Según un estudio de la Universidad de Göteborg, lo que más preocupa a los votantes suecos es la atención de la salud, la educación, la “ley y el orden”, con porcentajes superiores al 50%. Seguidos de cerca por energía, economía, bienestar, igualdad hombre - mujer y el cuidado de las personas mayores. Los refugiados y la inmigración inquietan al 39%, lo que les lleva a concluir que los votantes tienen una visión muy diferente a los periodistas. Salvo, se diría, en ese 20% que ha aupado a la ultraderecha a tan prominente puesto.

La Hungría de Orbán –a quien anda sancionando la UE por su deriva totalitaria-  o la Polonia de Kaczynksi -mejor tolerada ahora en Bruselas dado su comportamiento afín a sus directrices en la guerra sin haber modificado en nada sus leyes más que dudosas- van tiñendo Europa de esa marca blanca del fascismo que entra por los ojos como si no fuera la fuerza política que conculca valores democráticos de entidad. Su acceso al gobierno de Bruselas puede suponer cambios indeseables en la Unión.

Las regiones prorrusas de Ucrania, Donetsk y Lugansk, Jersón y Zaporiyia, convocan este fin de semana y hasta el día 27 referéndums sobre su adscripción formal a Rusia. Lo que extendería las fronteras del país gobernado por Putin hasta el propio territorio de Ucrania, dando un giro a la guerra todavía más intranquilizador. Máxime cuando la OTAN no lo va a aceptar, ha dicho.

Éste es el contexto en el que vivimos y que se agrava de día en día. Con una España cuya derecha imita a lo más ultra del continente, a toda costa y precio en su ambición. En donde el Partido Popular gobierna con Vox en varias Comunidades cuyos máximos líderes han anunciado esta semana en el Congreso que cuando estén en el gobierno van a autorizar el uso de armas con la exención de cualquier responsabilidad por las consecuencias de usarlas “en su defensa”. La ley de la selva. Los juicios, les sobran. Y se diría por varias acciones in crescendo que ya están impulsando una nueva escalada.
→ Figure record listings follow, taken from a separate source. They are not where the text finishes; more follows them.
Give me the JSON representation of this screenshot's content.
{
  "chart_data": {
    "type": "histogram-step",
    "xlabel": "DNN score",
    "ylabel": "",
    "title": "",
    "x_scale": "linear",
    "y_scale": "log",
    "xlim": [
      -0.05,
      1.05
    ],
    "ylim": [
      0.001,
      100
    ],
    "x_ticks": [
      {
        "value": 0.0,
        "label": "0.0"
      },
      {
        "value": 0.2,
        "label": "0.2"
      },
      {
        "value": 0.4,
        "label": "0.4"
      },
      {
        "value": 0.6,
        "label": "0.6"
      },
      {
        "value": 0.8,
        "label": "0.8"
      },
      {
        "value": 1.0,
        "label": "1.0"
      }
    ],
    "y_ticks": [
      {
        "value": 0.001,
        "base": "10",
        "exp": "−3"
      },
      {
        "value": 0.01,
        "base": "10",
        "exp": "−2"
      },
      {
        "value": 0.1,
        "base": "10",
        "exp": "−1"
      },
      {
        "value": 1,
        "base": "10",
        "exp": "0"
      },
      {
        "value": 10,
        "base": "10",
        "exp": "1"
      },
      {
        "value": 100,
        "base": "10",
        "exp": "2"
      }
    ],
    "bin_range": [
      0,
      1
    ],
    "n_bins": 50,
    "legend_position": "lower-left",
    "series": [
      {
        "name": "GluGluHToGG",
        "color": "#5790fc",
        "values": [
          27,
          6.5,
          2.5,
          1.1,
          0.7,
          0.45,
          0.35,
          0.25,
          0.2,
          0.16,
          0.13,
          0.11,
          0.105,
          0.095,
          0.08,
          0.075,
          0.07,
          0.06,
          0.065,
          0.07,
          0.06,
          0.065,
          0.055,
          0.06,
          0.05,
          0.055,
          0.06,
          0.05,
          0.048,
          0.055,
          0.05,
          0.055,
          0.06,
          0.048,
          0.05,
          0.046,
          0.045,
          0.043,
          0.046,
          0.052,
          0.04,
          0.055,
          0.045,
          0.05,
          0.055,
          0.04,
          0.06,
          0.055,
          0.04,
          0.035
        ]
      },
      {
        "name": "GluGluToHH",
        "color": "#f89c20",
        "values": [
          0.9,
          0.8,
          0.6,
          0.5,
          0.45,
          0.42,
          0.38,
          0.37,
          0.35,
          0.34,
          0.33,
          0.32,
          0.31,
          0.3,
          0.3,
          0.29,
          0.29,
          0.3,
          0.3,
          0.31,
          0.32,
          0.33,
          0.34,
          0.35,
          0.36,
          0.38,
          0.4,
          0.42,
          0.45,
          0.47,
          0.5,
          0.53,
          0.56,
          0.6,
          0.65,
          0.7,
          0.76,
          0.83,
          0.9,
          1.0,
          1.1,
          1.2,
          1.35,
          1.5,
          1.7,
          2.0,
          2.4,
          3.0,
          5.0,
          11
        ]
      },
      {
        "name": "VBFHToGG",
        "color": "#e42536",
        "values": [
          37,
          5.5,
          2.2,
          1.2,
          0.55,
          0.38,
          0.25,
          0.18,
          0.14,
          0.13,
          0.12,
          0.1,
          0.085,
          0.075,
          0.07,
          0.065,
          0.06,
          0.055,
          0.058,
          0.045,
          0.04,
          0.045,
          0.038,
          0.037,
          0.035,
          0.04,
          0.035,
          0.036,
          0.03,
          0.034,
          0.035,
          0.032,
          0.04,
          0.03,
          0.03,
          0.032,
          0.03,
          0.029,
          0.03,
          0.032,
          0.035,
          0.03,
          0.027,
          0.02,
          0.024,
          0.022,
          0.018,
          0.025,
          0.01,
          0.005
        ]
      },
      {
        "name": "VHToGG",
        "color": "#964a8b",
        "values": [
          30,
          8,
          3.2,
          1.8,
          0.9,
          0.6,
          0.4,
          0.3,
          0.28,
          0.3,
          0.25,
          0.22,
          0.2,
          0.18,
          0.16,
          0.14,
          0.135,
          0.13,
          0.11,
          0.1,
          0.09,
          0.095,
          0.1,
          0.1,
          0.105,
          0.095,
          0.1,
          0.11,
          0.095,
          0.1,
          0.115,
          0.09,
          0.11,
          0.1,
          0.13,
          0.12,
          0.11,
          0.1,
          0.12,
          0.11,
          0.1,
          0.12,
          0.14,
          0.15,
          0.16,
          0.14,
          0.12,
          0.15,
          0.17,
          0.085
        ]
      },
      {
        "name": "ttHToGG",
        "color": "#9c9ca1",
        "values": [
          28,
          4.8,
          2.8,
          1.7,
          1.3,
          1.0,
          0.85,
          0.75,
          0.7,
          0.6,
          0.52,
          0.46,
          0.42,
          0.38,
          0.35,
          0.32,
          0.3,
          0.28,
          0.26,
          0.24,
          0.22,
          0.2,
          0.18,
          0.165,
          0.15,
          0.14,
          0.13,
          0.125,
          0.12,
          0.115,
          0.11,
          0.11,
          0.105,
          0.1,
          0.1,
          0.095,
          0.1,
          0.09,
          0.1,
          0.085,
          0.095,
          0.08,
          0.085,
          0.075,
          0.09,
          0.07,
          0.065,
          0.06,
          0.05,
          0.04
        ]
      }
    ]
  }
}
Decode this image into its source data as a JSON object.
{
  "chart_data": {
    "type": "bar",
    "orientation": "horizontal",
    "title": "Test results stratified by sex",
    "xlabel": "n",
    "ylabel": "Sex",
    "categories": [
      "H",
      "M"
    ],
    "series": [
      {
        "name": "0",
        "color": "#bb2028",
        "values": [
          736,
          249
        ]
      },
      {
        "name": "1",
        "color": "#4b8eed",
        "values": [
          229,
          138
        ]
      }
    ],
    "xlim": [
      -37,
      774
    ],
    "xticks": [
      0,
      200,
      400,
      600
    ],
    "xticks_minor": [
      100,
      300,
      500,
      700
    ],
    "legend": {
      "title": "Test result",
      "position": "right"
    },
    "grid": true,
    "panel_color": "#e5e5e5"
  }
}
Múltiples analistas y libros explican con detalle el auge de los fascismos. Las crisis que equivocan culpabilidades, con la ayuda de medios prestos a encauzar las miradas en esa dirección, la pobre respuesta de gran parte de la política a estos descomunales retos. Y... el dinero que se mueve internacionalmente con objetivos firmes. Junto a exhaustivos tratados, me ha impactado una simple novela, por así decirlo, que no es nada simple, porque se advierte en ella signos de alerta del futuro que se está diseñando. “Los hombres de la niebla”, de Pablo Zarrabeitia (pseudónimo de un miembro del CNI), narra desde dentro de la investigación la pervivencia de una organización a la manera de la Odessa nazi que ayudó a escapar a componentes de las SS, y que sustenta hoy movimientos de ultraderecha con gran apoyo económico. Una de las varias organizaciones patrocinadoras de ese proyecto. Sus lazos. Sus disimulos. El “caparazón que adoptan en los distintos países” para infiltrarse. Con el realismo digestible de la ficción, explica y concluye:

 “Antes de despedirnos le pregunté por qué me había dado aquella información. No obtenía ningún beneficio y solo podía perjudicarla. Su respuesta me impresionó: Marcos, ”porque alguien tiene que romper la cadena del odio“, dijo. ”Porque el Mal no es genético“. 

Posiblemente lo es en ciertos casos, pero sin duda lo acrecienta la práctica y la impunidad.